На Лобное место явился глашатай и, развернув длинный свиток, зачитал волю царя и приговор бояр. Стрельцы привели на скрипучий свежевыструганный помост Кучака, следом ввели его казаков.
Улан держался гордо, будто перед своим воинством, по сторонам не глядел. Тяжелые цепи без умолку побрякивали на его исхудалых запястьях, словно наигрывали отпевную по своему хозяину.
В сопровождении бояр появился и сам Иван Васильевич. По толпе собравшихся прошло многоголосое:
– Царь идет! Царь!
– Царь-батюшка! Иван Васильевич!
И многотысячная толпа, в желании увидеть помазанника Божьего в царском одеянии, дружно повытягивала шеи. На время о Кучаке забыли даже стрельцы, стоявшие подле татар, пораскрывали рты и без стыда пялились на хозяина земли Русской. Враз поснимали мужики свои треухи, обнажая нечесаные пряди русых волос.
– Разойдись, государь идет! – кричали стрельцы, рассекая толпу надвое.
А Иван Васильевич ступал к Лобному месту, где для него был поставлен дубовый трон. Осмотревшись, государь сел. По обе стороны от самодержца с бердышами в руках замерли стрельцы.
Улан, прикрыв глаза, бормотал последние слова молитвы, просил прощения у Аллаха и готовился к встрече с ним в благодатном саду. Кучак не сомневался в том, что Всевышний уготовил ему лучшую участь.
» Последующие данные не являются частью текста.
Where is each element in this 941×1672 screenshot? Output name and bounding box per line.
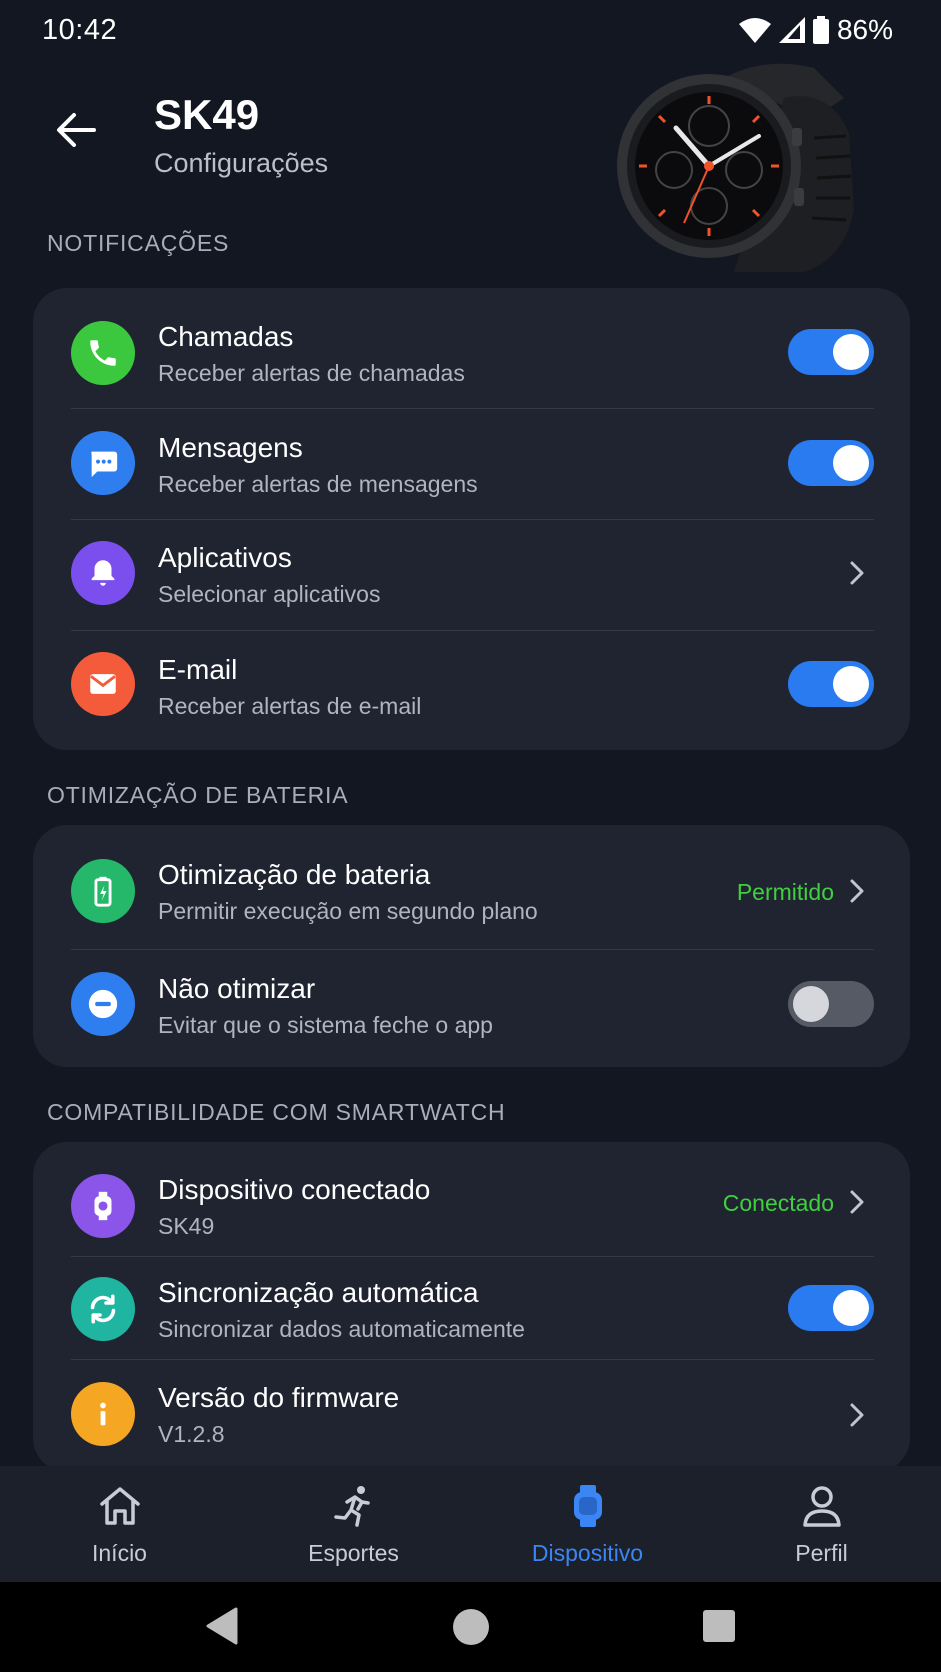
section-title-battery: OTIMIZAÇÃO DE BATERIA bbox=[47, 782, 349, 808]
setting-description: Selecionar aplicativos bbox=[158, 581, 381, 607]
nav-item-sports[interactable]: Esportes bbox=[236, 1466, 471, 1582]
system-navigation-bar bbox=[0, 1582, 941, 1672]
setting-description: Receber alertas de e-mail bbox=[158, 693, 422, 719]
setting-description: Receber alertas de mensagens bbox=[158, 471, 478, 497]
chevron-right-icon bbox=[850, 561, 864, 585]
setting-label: Aplicativos bbox=[158, 542, 292, 573]
setting-description: Receber alertas de chamadas bbox=[158, 360, 465, 386]
signal-icon bbox=[778, 17, 805, 43]
info-icon bbox=[71, 1382, 135, 1446]
nav-item-device[interactable]: Dispositivo bbox=[470, 1466, 705, 1582]
chevron-right-icon bbox=[850, 1190, 864, 1214]
nav-item-profile[interactable]: Perfil bbox=[704, 1466, 939, 1582]
toggle-knob bbox=[793, 986, 829, 1022]
nav-item-home[interactable]: Início bbox=[2, 1466, 237, 1582]
setting-row-email[interactable]: E-mail Receber alertas de e-mail bbox=[33, 631, 910, 750]
setting-description: SK49 bbox=[158, 1213, 215, 1239]
message-icon bbox=[71, 431, 135, 495]
setting-row-connected-device[interactable]: Dispositivo conectado SK49 Conectado bbox=[33, 1142, 910, 1256]
setting-row-calls[interactable]: Chamadas Receber alertas de chamadas bbox=[33, 288, 910, 408]
email-toggle[interactable] bbox=[788, 661, 874, 707]
status-icons: 86% bbox=[738, 14, 893, 46]
wifi-icon bbox=[738, 18, 771, 43]
auto-sync-toggle[interactable] bbox=[788, 1285, 874, 1331]
system-home-icon[interactable] bbox=[452, 1608, 490, 1646]
phone-icon bbox=[71, 321, 135, 385]
battery-card: Otimização de bateria Permitir execução … bbox=[33, 825, 910, 1067]
compat-card: Dispositivo conectado SK49 Conectado Sin… bbox=[33, 1142, 910, 1472]
page-title: SK49 bbox=[154, 91, 260, 138]
bell-icon bbox=[71, 541, 135, 605]
setting-description: Sincronizar dados automaticamente bbox=[158, 1316, 525, 1342]
setting-row-firmware[interactable]: Versão do firmware V1.2.8 bbox=[33, 1360, 910, 1472]
battery-icon bbox=[71, 859, 135, 923]
setting-label: Versão do firmware bbox=[158, 1382, 400, 1413]
watch-icon bbox=[573, 1485, 602, 1527]
battery-percent: 86% bbox=[836, 14, 893, 45]
setting-label: Sincronização automática bbox=[158, 1277, 479, 1308]
system-back-icon[interactable] bbox=[204, 1606, 238, 1646]
system-recents-icon[interactable] bbox=[702, 1609, 736, 1643]
setting-label: Chamadas bbox=[158, 321, 294, 352]
mail-icon bbox=[71, 652, 135, 716]
setting-description: Evitar que o sistema feche o app bbox=[158, 1012, 493, 1038]
setting-row-apps[interactable]: Aplicativos Selecionar aplicativos bbox=[33, 520, 910, 630]
section-title-compat: COMPATIBILIDADE COM SMARTWATCH bbox=[47, 1099, 506, 1125]
setting-label: Dispositivo conectado bbox=[158, 1174, 431, 1205]
sync-icon bbox=[71, 1277, 135, 1341]
back-arrow-icon[interactable] bbox=[50, 104, 102, 156]
status-bar: 10:42 86% bbox=[0, 0, 941, 64]
watch-icon bbox=[71, 1174, 135, 1238]
minus-circle-icon bbox=[71, 972, 135, 1036]
chevron-right-icon bbox=[850, 879, 864, 903]
home-icon bbox=[99, 1487, 140, 1525]
nav-label: Início bbox=[92, 1540, 147, 1566]
dont-optimize-toggle[interactable] bbox=[788, 981, 874, 1027]
chevron-right-icon bbox=[850, 1403, 864, 1427]
toggle-knob bbox=[833, 666, 869, 702]
setting-label: Mensagens bbox=[158, 432, 303, 463]
running-icon bbox=[333, 1486, 370, 1527]
section-title-notifications: NOTIFICAÇÕES bbox=[47, 230, 230, 256]
setting-label: Não otimizar bbox=[158, 973, 316, 1004]
toggle-knob bbox=[833, 334, 869, 370]
nav-label: Perfil bbox=[795, 1540, 848, 1566]
nav-label: Dispositivo bbox=[531, 1540, 644, 1566]
toggle-knob bbox=[833, 1290, 869, 1326]
calls-toggle[interactable] bbox=[788, 329, 874, 375]
connection-status-label: Conectado bbox=[722, 1190, 834, 1216]
status-time: 10:42 bbox=[42, 14, 118, 46]
setting-row-messages[interactable]: Mensagens Receber alertas de mensagens bbox=[33, 409, 910, 519]
setting-description: Permitir execução em segundo plano bbox=[158, 898, 538, 924]
setting-row-dont-optimize[interactable]: Não otimizar Evitar que o sistema feche … bbox=[33, 950, 910, 1067]
setting-label: Otimização de bateria bbox=[158, 859, 431, 890]
battery-status-icon bbox=[812, 16, 829, 44]
bottom-navigation: Início Esportes Dispositivo Perfil bbox=[0, 1466, 941, 1582]
notifications-card: Chamadas Receber alertas de chamadas Men… bbox=[33, 288, 910, 750]
setting-row-auto-sync[interactable]: Sincronização automática Sincronizar dad… bbox=[33, 1257, 910, 1359]
messages-toggle[interactable] bbox=[788, 440, 874, 486]
nav-label: Esportes bbox=[308, 1540, 399, 1566]
battery-status-label: Permitido bbox=[736, 879, 834, 905]
page-subtitle: Configurações bbox=[154, 148, 329, 178]
setting-label: E-mail bbox=[158, 654, 238, 685]
setting-row-battery-optimization[interactable]: Otimização de bateria Permitir execução … bbox=[33, 825, 910, 949]
setting-description: V1.2.8 bbox=[158, 1421, 225, 1447]
toggle-knob bbox=[833, 445, 869, 481]
smartwatch-image bbox=[617, 63, 854, 272]
person-icon bbox=[802, 1486, 841, 1527]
Иван Васильевич, боднув острой бороденкой, кивнул толмачу:
– Скажи ему… басурману… Мы простим и его самого, и его казаков, ежели он примет Христа Спасителя как бога своего!
Кучак даже не обернулся на голос толмача, мыслями он находился в тенистых садах вечности, где реки из меда очищенного.
– Да простит им Христос, – вздохнул печально схимник, – да облегчит Господь их страдания!
Потом два дюжих молодца ухватили Кучака за плечи и поволокли его к дубовой колоде. Улан успел рассмотреть на ней багровые темные пятна и прошептать последнее:
– Сююн-Бике…
Доклад эмира
Лето в Казани шло на убыль. Ночи стали прохладнее. Иногда небо затягивало серой дымкой облаков, и солнце надолго скрывалось от людей. На опушках леса кроны берез уже тронуло печальной желтизной осенней поры. В ожидании грядущих перемен выстроились могучие дубы, разлапистые корни которых крепко опутывали землю.
Сююн-Бике прильнула к окну и увидела, как над лесом неторопливо, будто огромные корабли, уплывали в небесную синь облака. Днищами они цеплялись за верхушки деревьев, ломались, чтобы потом раствориться в беспредельной синеве огромного неба. Затем снова рождались из ничего, образуя замысловатые фигуры и неведомые чудища, которые будто шагнули из народных байтов.[64]
Облака проплывали над лесом, над полем, над широкой Итилью и стремились дальше, терялись за горизонтом.Гостиный остров напротив Казани оставался пустынным. Не слышно прежних громкоголосых приказчиков, озорно зазывающих покупателей; не видно шумной и праздно разодетой толпы. Было сиротливо и тихо. Война пришла и сюда.
Сююн-Бике отошла от окна, и ее взгляд остановился на сухощавом лице Чуры Нарыкова.
Эмир почтительно склонил голову и, стараясь не смотреть в глаза госпожи, которые притягивали его, как созревший осенний плод, заговорил:
– В юрт, что гяуры поставили на Свияге, приходят все новые полки, уважаемая бике. Мы потеряли возможность для его захвата, город сильно укреплен. У гяуров много пищалей и пушек.
– Неужели вы не сделали даже попытки, чтобы отбить эту землю?!
Упрек больно ужалил эмира. Он заглянул в темный омут ее глаз.
– Ты несправедлива, бике, мы много раз пытались взять юрт силой, но он очень укреплен.
– А где обещанное оружие, которое должно к нам прибыть из Крыма?